Koduri outlines the state of the Arc

by on18 February 2022


We have got two animals but this might take longer than 40 days and nights 

Raja Koduri, Intel’s SVP and GM of the Accelerated Computing Systems and Graphics (AXG) Group delivered an update on the state of Intel’s first generation of Arc graphics and it looks like that it will be a long time before we see anything.

The former AMD GPU cheerleader confirmed that while Intel will indeed ship the first Arc mobile products in the current quarter, desktop products will not come until the second quarter. Intel is now projecting that they’ll ship 4mil+ Arc GPUs this year.
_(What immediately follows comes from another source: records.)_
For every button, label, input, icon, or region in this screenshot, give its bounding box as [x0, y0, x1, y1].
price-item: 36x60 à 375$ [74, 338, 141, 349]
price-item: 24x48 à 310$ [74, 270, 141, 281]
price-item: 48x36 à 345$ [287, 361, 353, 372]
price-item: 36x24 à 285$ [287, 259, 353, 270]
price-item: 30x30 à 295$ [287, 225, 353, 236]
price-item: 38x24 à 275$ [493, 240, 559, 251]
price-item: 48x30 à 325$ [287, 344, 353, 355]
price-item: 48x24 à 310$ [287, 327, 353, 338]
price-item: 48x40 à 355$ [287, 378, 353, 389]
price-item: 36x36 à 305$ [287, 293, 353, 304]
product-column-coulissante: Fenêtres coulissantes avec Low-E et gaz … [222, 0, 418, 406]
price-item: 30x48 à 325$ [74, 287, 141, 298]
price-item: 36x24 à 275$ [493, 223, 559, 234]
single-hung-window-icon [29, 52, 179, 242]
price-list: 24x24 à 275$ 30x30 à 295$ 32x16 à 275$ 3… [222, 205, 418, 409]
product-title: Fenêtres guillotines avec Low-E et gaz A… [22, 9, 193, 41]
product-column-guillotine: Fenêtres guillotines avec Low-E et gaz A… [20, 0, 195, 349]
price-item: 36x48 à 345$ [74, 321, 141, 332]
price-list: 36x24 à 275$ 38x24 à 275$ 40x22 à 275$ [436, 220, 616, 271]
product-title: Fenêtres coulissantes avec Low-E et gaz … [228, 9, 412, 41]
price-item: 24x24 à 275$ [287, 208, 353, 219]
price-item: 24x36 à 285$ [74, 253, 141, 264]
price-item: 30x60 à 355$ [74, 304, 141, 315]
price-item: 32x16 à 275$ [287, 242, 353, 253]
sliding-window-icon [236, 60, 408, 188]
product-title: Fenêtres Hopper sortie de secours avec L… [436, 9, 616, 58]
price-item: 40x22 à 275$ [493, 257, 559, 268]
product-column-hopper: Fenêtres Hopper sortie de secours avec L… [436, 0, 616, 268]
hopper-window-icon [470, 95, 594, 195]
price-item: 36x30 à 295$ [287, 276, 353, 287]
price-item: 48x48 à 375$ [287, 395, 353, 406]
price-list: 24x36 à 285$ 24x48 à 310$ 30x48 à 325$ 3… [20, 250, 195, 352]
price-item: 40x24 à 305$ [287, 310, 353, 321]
This confirmed some earlier suspicions that Chipzilla would get its mobile Arc products out before their desktop products. Desktop products will now follow in the second quarter of this year, a couple of months behind the mobile parts. And finally, workstation products, which Intel has previously hinted at, are on their way and will land in the third quarter.

Koduri did not provide further details as to why Intel has its much-awaited Arc Alchemist architecture-based desktop products trailing their mobile products by a quarter. The Alchemist family is comprised of two GPUs and it might be that Intel is farther ahead on manufacturing and delivering the smaller of the two GPUs, which would be best suited for laptops.

It is equally possible that Intel wants to focus on laptops first since it would allow them to start with OEM devices, and then expand into the more complex add-in board market a bit later. It means that we will not get the chance to see how Intel’s first high-end GPU architecture fares, against the top end from Nvidia or AMD for a while.

Intel is expecting to ship over four million GPUs in 2022 which shows the low volume of Alchemist chips that Intel is expecting to flog. Assuming AMD and NVIDIA deliver as many chips in 2022 as they did in 2021, Intel will be adding at most no more than another 10 per cent to the overall volume of GPUs sold.

Along with the update on Alchemist, Koduri’s presentation also offered a brief update on Celestial, Intel’s third Arc architecture. Celestial is now under development, and at this point, Intel is expecting it to be their first product to address the ultra-enthusiast market.

GPUs based on the Celestial architecture are expected in the “2024+” timeframe so Chipzilla can't say if they will 2024 or 2025 products, or if the world will have melted down in the heat death of the sun by that point.

Between Alchemist and Celestial is Battlemage, the second of Intel’s Arc GPU architectures which now is expected between 2023-2024. Intel expects the architecture to improve performance over Alchemist to the point where Battlemage will be competitive in the enthusiast GPU market – but not quite reaching the ultra-enthusiasts level.

This means that Battlemage will be the first Arc GPU architecture to make it into Intel’s CPUs. Chipzilla wants it as a tile on Meteor Lake CPUs, making this the crossover point where Intel’s current Xe-LP GPU architecture is retired.